Benjamin L. King and Dr. Peter J. Maughan, Plant and Animal Sciences

DNA barcoding is one of the most important, novel techniques to be introduced in molecular systematics and genetics research in the last decade. Barcoding has been established as a consistent and reliable indicator of taxonomic relationships in eukaryotes, particularly in animals, where a uniform barcode sequence in the mitochondrial genome is used. In plants, a standard barcoding system has only been settled upon in the past year, and it is based on combining DNA sequences from three regions of the chloroplast genome. As part of the greater C. quinoa project overseen by the faculty of the Plant and Wildlife Sciences Department, my project focused primarily on the characterization of one of the three barcode sequences – the trnH-psbA spacer – within the group of Chenopodium (goosefoot) species of North and South America.

The barcoding project has at its roots two main objectives. First, we needed to verify the validity of barcoding assays in this little-studied genus. The region we chose, which had been proposed in the literature, was the trnH-psbA intergenic spacer (IGS). Being a part of the chloroplast genome, this sequence is uniparentally inherited only from the female plant (maternally). This uniparental inheritance is an important qualification for barcoding sequences, as it reduces or eliminates the interference of such phenomena as recombination, which might otherwise confound the phylogenetic analysis that is central to DNA barcoding purposes.

The trnH-psbA spacer analysis included 6 S. American, 16 N. American, 1 Hawaiian, and 6 Eurasian Chenopodium taxa. Each species was represented by multiple tissue and DNA samples from a total of 89 individual accessions, or an average of ~3 samples per species. The data accumulated from the chenopod collection revealed several important identifying characteristics, including a region which contains two insertion-deletion (indel) events: a 6-bp deletion and a 1-bp insertion – that have proven useful in our analyses. These sequencing data suggest a close phylogenetic relationship among some N. and S. American diploids and allotetraploids, including quinoa (C. quinoa), and suggest a polyphyletic origin of the allotetraploid C. berlandieri complex, possibly including C. quinoa.

There were several surprises in this project. Based on the assumptions of traditional taxonomy we expected to find a close molecular relationship between C. oahuense, the only chenopod species endemic to Hawaii, and several North American species. However, the indel region referenced above indicates a closer relationship for C. oahuense with the Eurasian C. album complex than with the North American group. This suggests a possible trans-Pacific migration from Asia sometime in the evolutionary history of the species.
There were also several important polymorphisms within the sequence, although on the whole sequence identity was very high. For instance, Figure 1 shows a portion of the indel region mentioned above, where the North and South American group show a >99% homology. However, this group can be further subdivided into three classes: quinoa and identical sequences, which have a single nucleotide polymorphism (SNP) relative to the Old World stock (along with the indel previously mentioned); diploid and tetraploid accessions with the Eurasian version of the SNP (along with the indel); and a Chilean accession of C. petiolare, which has two SNPs relative to quinoa (arrows indicate locations of SNPs).

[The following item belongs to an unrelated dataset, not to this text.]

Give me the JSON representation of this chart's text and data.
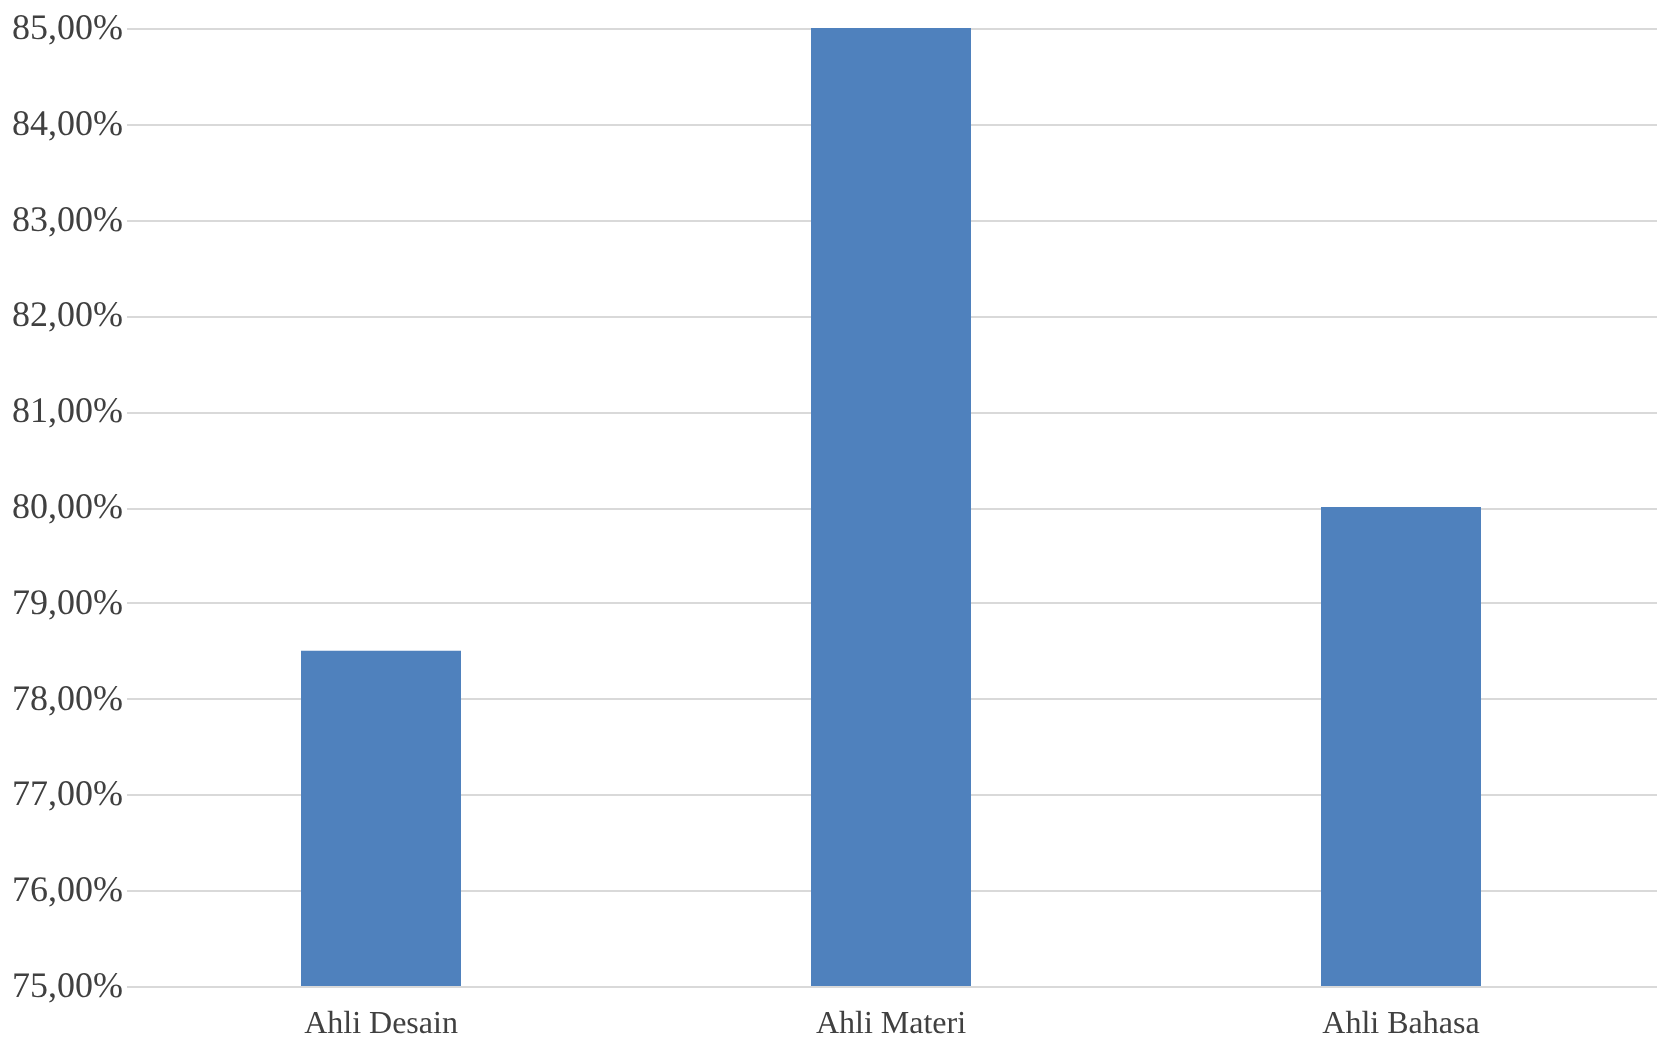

One of the greatest difficulties we faced in performing the assays appropriately involved the taxonomic identification of the plants in question. Chenopodium is a highly morphologically diverse genus, and is poorly characterized by taxonomists. There also seems to be a high level of heteromorphy combined with phenotypic plasticity in most of these species, which further confounds classification within the genus. Several species have recently been reassigned to other genera based on phylogenetic analysis, and were excluded from the final analysis of our data. Our conclusions support this reclassification, and also suggest the possibility of further reclassification. For example, C. album and C. berlandieri, in particular, have served as “catch-all” taxa for grouping accessions that do not fit into the other species designations. Both are notoriously polymorphic and are highly invasive weeds that have spread trans-oceanically. After sequencing, it became clear that many of the accessions tentatively classified as these two species should be reclassified. The indel we discovered should prove valuable for this purpose.

This project is the first step toward more rigorous standards of classification based on both morphological and molecular structure. Further research on other important sequences will clarify relationships between the species of the genus and allow a more accurate phylogenetic tree to be developed.